14.09.24
Hello Wild East,
I could not believe my eyes when I read that Wild East is working with SZC in its mission to create a nature reserve in which we can all live.
Sizewell C is being built in an area of outstanding natural beauty. The preparatory work has caused the destruction of large areas of vegetation, some of it old-growth forest and unique environments which cannot be replicated no matter how must EdF claim to ‘mitigate’ and arrive at a net environmental gain – all that is PR nonsense.
Nuclear power requires uranium to fuel its reactors. Uranium mining is a destructive and dangerous activity which leaves huge areas of land in countries where it is mined in diminished and hazardous states. High cancer rates in uranium miners is routine.
Sizewell C will not help the fight against climate change: by the time Sizewell C is operational – perhaps by 2040 at the earliest – it will have generated a significant carbon footprint which will take years to off-set by the generation of ‘low carbon’ electricity. The entire UK economy will be at net zero – by law – in 2050, by which time the contribution Sizewell C can make to carbon reduction will be reduced to a year or two at best – insignificant.
Sizewell C will require the use of a desalination plant for the first ten to twelve years of operation on the site because there is insufficient water available for the water companies to supply the 2.2 million litres a day required by the construction and operation of the plant. Suffolk is the most water-scarce county in the country and domestic users are threatened with water use reductions to ensure potable water availability to Sizewell C. Desalination is an energy-intense technology which deposits large amounts of brine in the surrounding seabed, smothering bottom-dwelling creatures. It is a technology which EDF originally considered and then dropped as being too energy intensive and polluting.
Sizewell C will be cooled, like Sizewell B, by direct extraction of seawater. This will involve the entrainment and sucking up into the cooling system of millions of fish, fish fry and other marine biota on a daily basis. The mortality rate of these unfortunate creatures which are more often than not spat out either moribund, mutilated or dead, is high.
The Environment Agency has sanctioned the discharge from a notional Sizewell C of radioactive liquid and particulate waste to the sea and to air. Neither they nor the industry at large, nor the government, can say with any degree of certainty, exactly what the health consequences of these discharges are, particularly when alpha-emitting material is inhaled or ingested. The plant will be the source of discharges containing traces of heavy metals, chemicals and radioactive material, a soup of contamination which will contaminate the Heritage Coast.

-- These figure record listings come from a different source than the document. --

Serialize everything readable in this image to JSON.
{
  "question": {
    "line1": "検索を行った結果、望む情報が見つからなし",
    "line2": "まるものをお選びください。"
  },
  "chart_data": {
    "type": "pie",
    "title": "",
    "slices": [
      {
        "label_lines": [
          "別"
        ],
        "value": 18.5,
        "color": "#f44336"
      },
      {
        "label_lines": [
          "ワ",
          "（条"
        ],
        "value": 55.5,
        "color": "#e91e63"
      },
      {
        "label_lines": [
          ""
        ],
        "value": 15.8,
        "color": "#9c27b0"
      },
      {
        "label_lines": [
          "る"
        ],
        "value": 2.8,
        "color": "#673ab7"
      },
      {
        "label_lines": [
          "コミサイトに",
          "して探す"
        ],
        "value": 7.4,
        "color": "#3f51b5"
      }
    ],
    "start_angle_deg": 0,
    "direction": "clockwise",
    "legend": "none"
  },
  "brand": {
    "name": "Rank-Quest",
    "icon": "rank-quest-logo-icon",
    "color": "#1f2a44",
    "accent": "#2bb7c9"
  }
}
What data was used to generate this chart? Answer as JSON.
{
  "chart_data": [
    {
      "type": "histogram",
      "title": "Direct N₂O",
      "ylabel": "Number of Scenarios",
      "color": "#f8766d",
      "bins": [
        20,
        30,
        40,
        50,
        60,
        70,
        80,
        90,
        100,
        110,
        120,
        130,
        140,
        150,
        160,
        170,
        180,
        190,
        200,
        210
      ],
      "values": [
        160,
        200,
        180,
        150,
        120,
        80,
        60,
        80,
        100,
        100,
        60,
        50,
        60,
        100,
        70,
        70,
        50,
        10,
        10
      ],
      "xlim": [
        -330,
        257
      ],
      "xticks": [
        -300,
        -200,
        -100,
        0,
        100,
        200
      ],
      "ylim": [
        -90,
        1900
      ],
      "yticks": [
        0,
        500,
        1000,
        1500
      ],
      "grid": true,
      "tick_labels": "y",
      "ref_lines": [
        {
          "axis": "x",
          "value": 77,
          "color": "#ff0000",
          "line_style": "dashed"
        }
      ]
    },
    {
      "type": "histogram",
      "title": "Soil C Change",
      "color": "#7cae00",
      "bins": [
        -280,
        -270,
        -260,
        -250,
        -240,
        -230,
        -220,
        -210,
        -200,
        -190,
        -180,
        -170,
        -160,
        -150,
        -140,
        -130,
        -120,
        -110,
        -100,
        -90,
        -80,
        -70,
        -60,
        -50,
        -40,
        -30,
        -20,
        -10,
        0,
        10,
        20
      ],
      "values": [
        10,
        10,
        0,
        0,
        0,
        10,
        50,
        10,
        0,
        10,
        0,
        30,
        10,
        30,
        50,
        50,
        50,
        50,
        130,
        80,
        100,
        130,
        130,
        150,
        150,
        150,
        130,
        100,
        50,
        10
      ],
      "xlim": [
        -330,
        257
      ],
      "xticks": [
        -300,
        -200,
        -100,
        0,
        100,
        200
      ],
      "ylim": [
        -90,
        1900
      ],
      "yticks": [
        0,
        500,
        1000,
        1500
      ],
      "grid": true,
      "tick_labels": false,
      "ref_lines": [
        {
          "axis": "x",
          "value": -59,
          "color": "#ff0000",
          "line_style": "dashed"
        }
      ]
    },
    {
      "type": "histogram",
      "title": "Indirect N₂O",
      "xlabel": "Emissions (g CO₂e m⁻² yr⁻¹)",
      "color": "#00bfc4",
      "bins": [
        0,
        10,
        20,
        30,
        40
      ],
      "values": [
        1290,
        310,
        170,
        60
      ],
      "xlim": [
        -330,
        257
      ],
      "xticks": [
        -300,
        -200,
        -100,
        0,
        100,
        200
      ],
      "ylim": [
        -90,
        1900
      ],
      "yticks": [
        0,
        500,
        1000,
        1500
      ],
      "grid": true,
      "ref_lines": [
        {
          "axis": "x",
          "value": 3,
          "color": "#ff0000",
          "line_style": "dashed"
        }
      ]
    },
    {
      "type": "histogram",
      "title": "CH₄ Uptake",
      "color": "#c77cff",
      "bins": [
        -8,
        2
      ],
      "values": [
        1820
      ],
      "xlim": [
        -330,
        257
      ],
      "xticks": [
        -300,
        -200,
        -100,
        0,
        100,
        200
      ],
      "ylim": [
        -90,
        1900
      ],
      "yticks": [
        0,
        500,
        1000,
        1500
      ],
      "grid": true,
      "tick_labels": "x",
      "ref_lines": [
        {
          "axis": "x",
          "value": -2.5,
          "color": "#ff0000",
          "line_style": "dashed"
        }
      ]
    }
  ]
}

Sizewell C will (according to Nuclear Waste Services) produce close to 4,000 tonnes of lethally radioactive and extremely hot spent or used nuclear fuel over the course of its proposed 60 year operational life. There is, as yet, no long term repository for this waste. Instead, it will sit on the site of its origination – Sizewell – for decades, a target for terrorists and a store of radioactivity which is unimaginable in its volume and potential for contamination of large areas of land in the event of release from an accident or as a result of a malicious act of sabotage.
I support and applaud your ambitions to create a wild East Suffolk, but by linking up with Sizewell C, you validate EDF’s ambition to construct a huge nuclear plant that we do not need in terms of electricity supply and that, even if it were needed, is in the most inappropriate place you could imagine – in an AONB, on an eroding coast, subject to regular storm surges and rising sea levels. Within a century, Sizewell is predicted to be an island. It will still be required to store hundreds of tonnes of spent nuclear fuel awaiting sufficient cooling to be removed to a repository which has been an aspiration rather than a reality for several decades and could remain so for several more decades yet.